Question

If \[\tan x = - 1.5\], what is the value of \[\tan \left( { - x} \right)\]?

Answer 1

Hint: We need to find the value of \[\tan \left( { - x} \right)\] when we are given the value of \[\tan x\]. We need to recall the formulas of trigonometry. We know, \[\tan x\] satisfies \[\tan \left( { - x} \right) = - \tan x\]. So, to solve this question, we will make use of this property and proceed further to reach our answer.

Complete step-by-step answer:
We are given \[\tan x = - 1.5\]
We need to find the value of \[\tan \left( { - x} \right)\].
We know,
\[\tan \left( { - x} \right) = - \tan \left( x \right)\]
Using \[\tan \left( x \right) = - 1.5\] in the above equation, we get
\[ \Rightarrow \tan \left( { - x} \right) = - \tan \left( x \right)\]
\[ \Rightarrow \tan \left( { - x} \right) = - \tan \left( x \right) = - \left( { - 1.5} \right)\]
Which implies that,
\[ \Rightarrow \tan \left( { - x} \right) = - \left( { - 1.5} \right)\]
Now, using \[ - \left( { - f\left( x \right)} \right) = f\left( x \right)\], we get
\[ \Rightarrow \tan \left( { - x} \right) = 1.5\]
Hence, we get,
If \[\tan \left( x \right) = - 1.5\], then the value of \[\tan \left( { - x} \right)\] is \[1.5\].

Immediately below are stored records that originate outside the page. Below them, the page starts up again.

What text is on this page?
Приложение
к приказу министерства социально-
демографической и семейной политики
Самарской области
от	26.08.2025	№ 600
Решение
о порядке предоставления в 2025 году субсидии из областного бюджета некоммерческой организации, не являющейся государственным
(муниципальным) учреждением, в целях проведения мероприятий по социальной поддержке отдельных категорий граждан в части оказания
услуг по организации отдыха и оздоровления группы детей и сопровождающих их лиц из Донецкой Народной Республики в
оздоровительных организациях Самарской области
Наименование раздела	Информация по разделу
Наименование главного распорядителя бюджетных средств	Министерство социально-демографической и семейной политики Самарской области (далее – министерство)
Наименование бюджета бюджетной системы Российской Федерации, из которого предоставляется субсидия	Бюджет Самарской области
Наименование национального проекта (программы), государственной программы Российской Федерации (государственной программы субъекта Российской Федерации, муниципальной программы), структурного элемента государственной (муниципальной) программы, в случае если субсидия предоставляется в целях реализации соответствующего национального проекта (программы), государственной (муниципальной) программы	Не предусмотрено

Note: We need to remember that out of all the trigonometric functions, only cosine and secant do not satisfy that trigonometric function with negative angle \[\theta \] is equal to negative of the trigonometric function with positive angle \[\theta \]. Also, we need to note that negative of a negative function is positive and negative of a positive function is negative.